Cholesterol Myths

There are so many myths about cholesterol that it makes sense to have an article that can help make sense of all the myths and half truths that are circulating about cholesterol. The first question is what is cholesterol and how does it affect a person’s health? Cholesterol is a naturally synthesised lipoprotein and is the result of break down of food. Cholesterol is found in almost all mammals. Unusual build up of cholesterol can cause blockage of major arteries, especially arteries that provide blood to the heart (coronary arteries). The build up of cholesterol leads to problems like atherosclerosis and can cause cardiac arrest. Now that we know what cholesterol can do let’s start with some common myths:

Myth 1 – Cholesterol is unnatural

This is not true; cholesterol is a naturally synthesised lipid and is essential for the build up of cell membranes. Without cholesterol a cell‘s structural integrity is effected, and the cell cannot function properly. Apart from acting as the ‘cement’ of a cell, cholesterol also aids the production of bile, and may also act as an anti-oxidant. So the body makes up cholesterol no matter what a person eats.

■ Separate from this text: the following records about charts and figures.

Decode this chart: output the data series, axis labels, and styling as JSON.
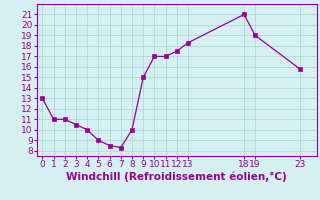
{
  "x": [
    0,
    1,
    2,
    3,
    4,
    5,
    6,
    7,
    8,
    9,
    10,
    11,
    12,
    13,
    18,
    19,
    23
  ],
  "y": [
    13,
    11,
    11,
    10.5,
    10,
    9,
    8.5,
    8.3,
    10,
    15,
    17,
    17,
    17.5,
    18.3,
    21,
    19,
    15.8
  ],
  "line_color": "#990099",
  "marker": "s",
  "marker_size": 2.5,
  "background_color": "#d4f0f0",
  "grid_color": "#b0d8d8",
  "xlabel": "Windchill (Refroidissement éolien,°C)",
  "xlim": [
    -0.5,
    24.5
  ],
  "ylim": [
    7.5,
    22
  ],
  "xticks": [
    0,
    1,
    2,
    3,
    4,
    5,
    6,
    7,
    8,
    9,
    10,
    11,
    12,
    13,
    18,
    19,
    23
  ],
  "yticks": [
    8,
    9,
    10,
    11,
    12,
    13,
    14,
    15,
    16,
    17,
    18,
    19,
    20,
    21
  ],
  "tick_fontsize": 6.5,
  "xlabel_fontsize": 7.5
}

Myth 2- All cholesterol is bad

This is another popular myth; cholesterol is divided into LDL (Low density lipoproteins) and HDL (High density lipoproteins). Earlier it was believed that high levels of cholesterol in general were bad for the body, however with advances in technology and with newer testing techniques it is now possible to measure the levels of LDL and HDL in the blood separately. Only high levels of LDL are a matter for concern, as it has been established that HDL is by and large good for the body and indicates that the body is functioning normally. Not all cholesterol is bad for the heart.

Myth 3- Eating oily food can cause Cholesterol build up

This myth is partly true, not all oily foods are harmful for the body. There are only certain oily foods that can cause the accumulation of LDL in the body. Also oily food by and large contributes to other problems like obesity. So in a nutshell eating too much oily food is generally unhealthy, however what type of oily food you eat determines if your will have high LDL levels.

Myth 4- Eating medication alone can reduce Cholesterol level

Just like diabetes, using drugs is only one part of the battle. Yes medication can reduce the amount of LDL in the body, however without dietary control and regular exercise it is impossible to control the LDL levels in the body effectively. Almost all physicians recommend a lifestyle change once high levels of LDL are detected after a blood test. It is important to understand that high LDL levels are not always a result of improper habits; they could be other reasons for a high LDL build up. But there is no denying that a strict dietary regimen is important to control the levels of cholesterol in the body. Major dietary sources of cholesterol include eggs, beef and poultry.

Myth 5- High cholesterol levels are hereditary

There is no scientific study that can conclusively prove that the tendency to accumulate high levels of cholesterol in the body is inherited. The truth is that just like diabetes, people that have a family history of heart diseases and cholesterol problems maybe susceptible to high cholesterol themselves. However this in no way means that a person will definitely show high cholesterol levels if there is a family history of cholesterol related problems. Similarly, just because there is no past history of high cholesterol in a family, does not mean that family members cannot exhibit high cholesterol levels. It is better to regularly test the cholesterol levels if a person has a past history of high cholesterol. Equally important is to maintain a healthy lifestyle.